Death from breast cancer is largely attributed to metastasis—when the disease spreads to other tissues. In order to metastasize, cancer cells must be able to invade the local tissue, escape from the primary site, enter into and survive in the bloodstream or lymphatic system, pass from the blood vessels into other organs, and adapt to or modify the new site to create a new tumor. The molecular mechanisms used by tumor cells to facilitate metastasis are largely unknown, as are the processes by which our normal, healthy cells paradoxically support tumor growth and metastasis. Our research focuses on better understanding the tumor-host interactions that facilitate metastasis, with the ultimate goal of discovering new, improved cancer therapies.
The research in our laboratory is focused on the mechanisms of breast tumorigenesis and metastasis. Despite the fact that death from breast cancer is largely attributed to metastasis, we still don’t understand the mechanisms governing this complicated process, and there are currently no drugs designed specifically to block or prevent metastasis. Thus, a key challenge is to understand the molecular mechanisms by which each step of metastasis occurs, and then to identify therapeutic targets that prevent metastasis.
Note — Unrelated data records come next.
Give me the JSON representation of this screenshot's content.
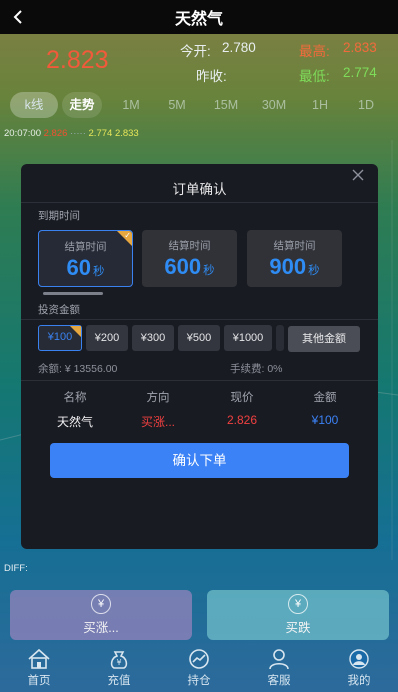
{
  "header": {
    "title": "天然气",
    "back_icon": "chevron-left-icon"
  },
  "quote": {
    "price": "2.823",
    "open_label": "今开:",
    "open_value": "2.780",
    "high_label": "最高:",
    "high_value": "2.833",
    "prev_close_label": "昨收:",
    "prev_close_value": "",
    "low_label": "最低:",
    "low_value": "2.774"
  },
  "period_tabs": [
    "k线",
    "走势",
    "1M",
    "5M",
    "15M",
    "30M",
    "1H",
    "1D"
  ],
  "chart_info": {
    "time": "20:07:00",
    "v1": "2.826",
    "v2": "2.774",
    "v3": "2.833"
  },
  "diff_label": "DIFF:",
  "actions": {
    "buy_up": "买涨...",
    "buy_down": "买跌"
  },
  "tabbar": [
    {
      "label": "首页",
      "icon": "home-icon"
    },
    {
      "label": "充值",
      "icon": "money-bag-icon"
    },
    {
      "label": "持仓",
      "icon": "chart-icon"
    },
    {
      "label": "客服",
      "icon": "person-icon"
    },
    {
      "label": "我的",
      "icon": "user-profile-icon"
    }
  ],
  "modal": {
    "title": "订单确认",
    "expiry_label": "到期时间",
    "durations": [
      {
        "caption": "结算时间",
        "value": "60",
        "unit": "秒",
        "selected": true
      },
      {
        "caption": "结算时间",
        "value": "600",
        "unit": "秒",
        "selected": false
      },
      {
        "caption": "结算时间",
        "value": "900",
        "unit": "秒",
        "selected": false
      }
    ],
    "amount_label": "投资金额",
    "amounts": [
      "¥100",
      "¥200",
      "¥300",
      "¥500",
      "¥1000"
    ],
    "other_amount": "其他金额",
    "balance_label": "余额: ¥ 13556.00",
    "fee_label": "手续费: 0%",
    "table_headers": [
      "名称",
      "方向",
      "现价",
      "金额"
    ],
    "order": {
      "name": "天然气",
      "direction": "买涨...",
      "price": "2.826",
      "amount": "¥100"
    },
    "confirm_label": "确认下单",
    "colors": {
      "accent": "#3b82f6",
      "up": "#f04040",
      "selected_tick": "#e6a640"
    }
  }
}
We have developed new, complementary in vitro and in vivo approaches to gain a better understanding of breast tumorigenesis and metastasis. We developed a new model system to efficiently study breast cancer and metastasis in mice without generation of transgenic animals. Using these methods, we discovered that macrophage stimulating protein (MSP) is an important facilitator of breast cancer metastasis. Our current areas of study are described below:
Mechanisms by which MSP promotes escape of metastatic cancer cells from the immune system. We are identifying the critical signals that mediate the macrophage:tumor cell interactions downstream of MSP and whether inhibition of the pathway can reduce or block metastasis in mouse models.
Mechanisms by which MSP preferentially induces metastasis to bone. We observed that MSP facilitates metastasis of breast cancer to bone and induces osteolysis, a common problem in human breast cancer. Our data suggest that MSP promotes bone metastasis by activating osteoclasts and causing bone resorption, which promotes further tumor growth. We are now identifying important downstream effectors of MSP that promote tumor growth in bone.
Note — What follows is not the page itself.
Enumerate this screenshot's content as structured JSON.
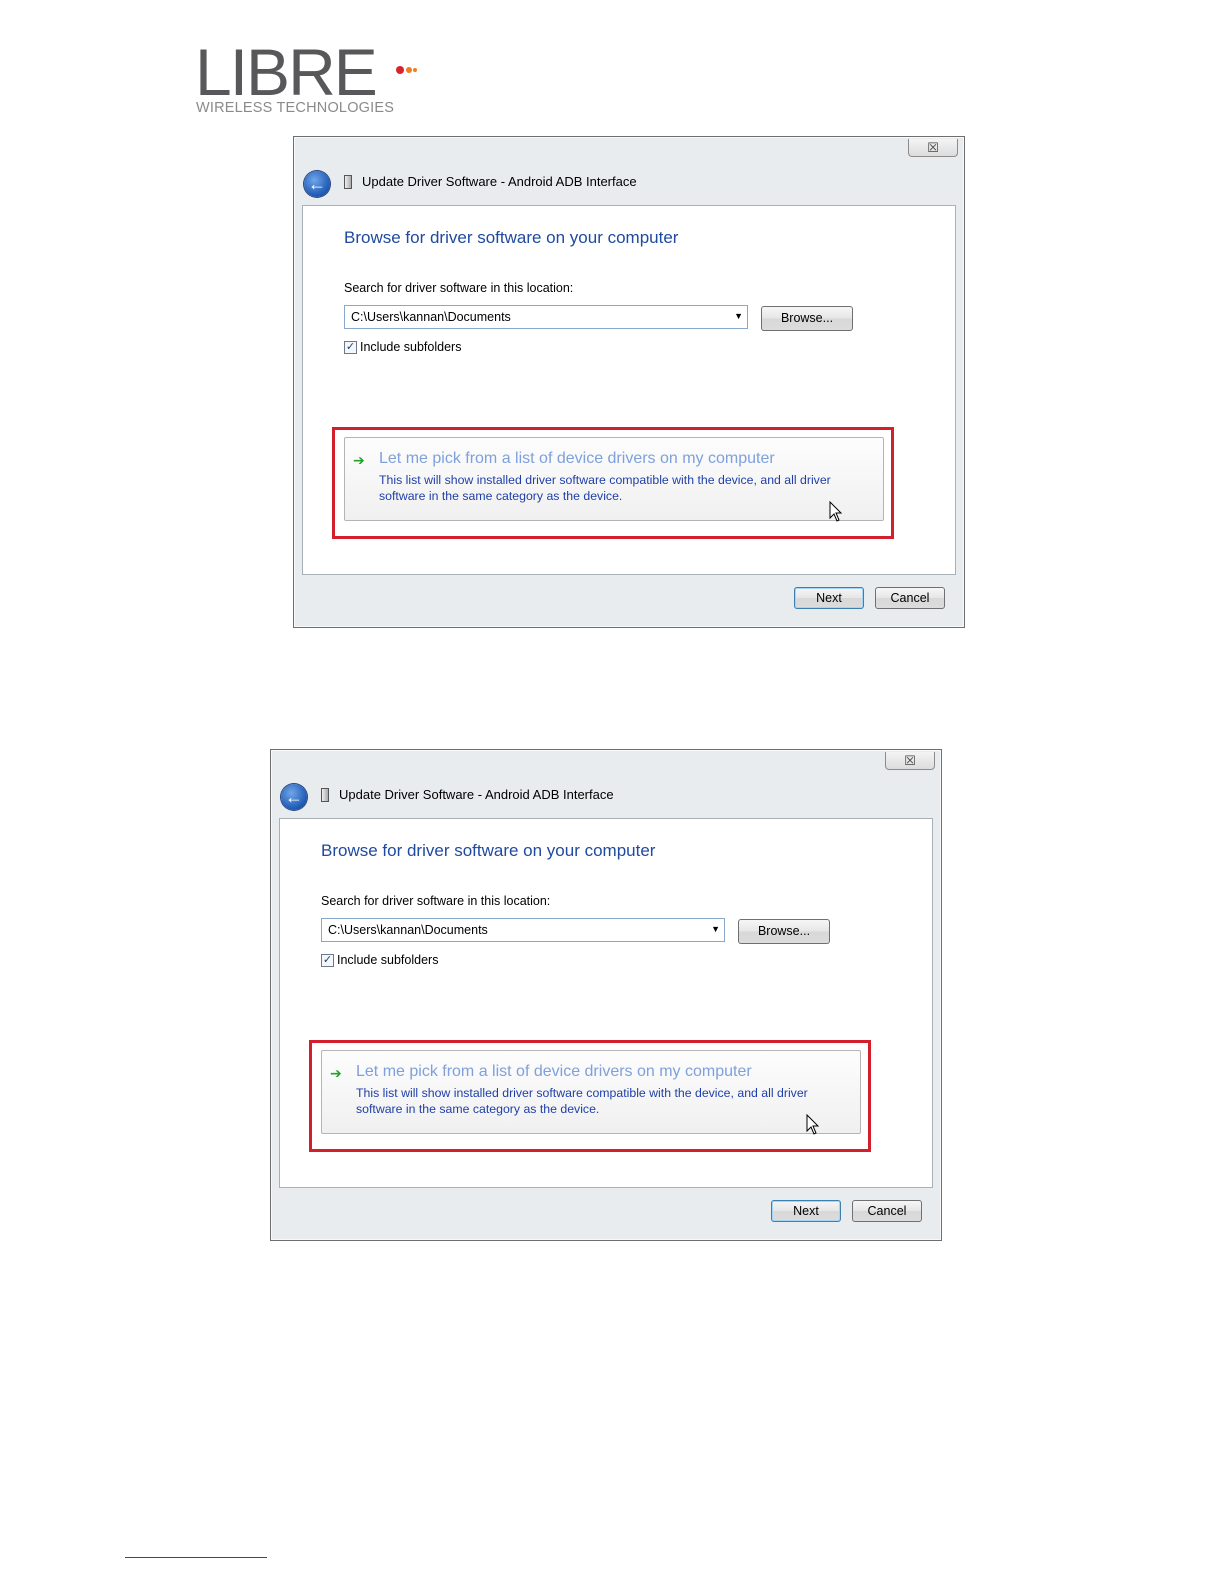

Pre-clinical studies of MSP inhibitors for treatment of metastatic breast cancer. Our studies showed that MSP not only promotes metastasis in mouse models of breast cancer, but also is significantly associated with metastasis and death in human breast cancer. We are currently testing inhibitors of the MSP signaling pathway in mouse models for efficacy in blocking or reducing metastasis. We are also testing these inhibitors on primary human breast cancer cells in patient-derived tumor grafts or xenografts (PDX).
Development of better mouse models for pre-clinical drug testing for breast cancer. In collaboration with surgeons and pathologists at the Huntsman Cancer Hospital, we have generated PDX (patient derived xenograft) models of several subtypes of breast cancer models of several subtypes of breast cancer, by directly grafting primary human breast tumors into mouse mammary glands. This will allow direct testing of new drugs for breast cancer in vivo, and should contribute to the evolution of personalized medicine, whereby a patient could receive a treatment based on the specific phenotype, genotype, and drug responsiveness of their tumor.
Deciphering the epigenetic programs that drive metastasis.We recently reported an epigenetic reprogramming pathway that is required for breast cancer metastasis. Our data shows that RON/MSP enhances metastasis of breast cancer xenografts by reprogramming DNA methylation at specific target genes. Future studies will address how aberrant DNA methylation is targeted to particular loci and which aberrantly regulated loci function in metastasis. In addition, we are studying the role of chromatin remodeling and histone modifications that may promote metastasis, as well as developing clinical strategies to provide more effective approaches to prevent or treat metastasis.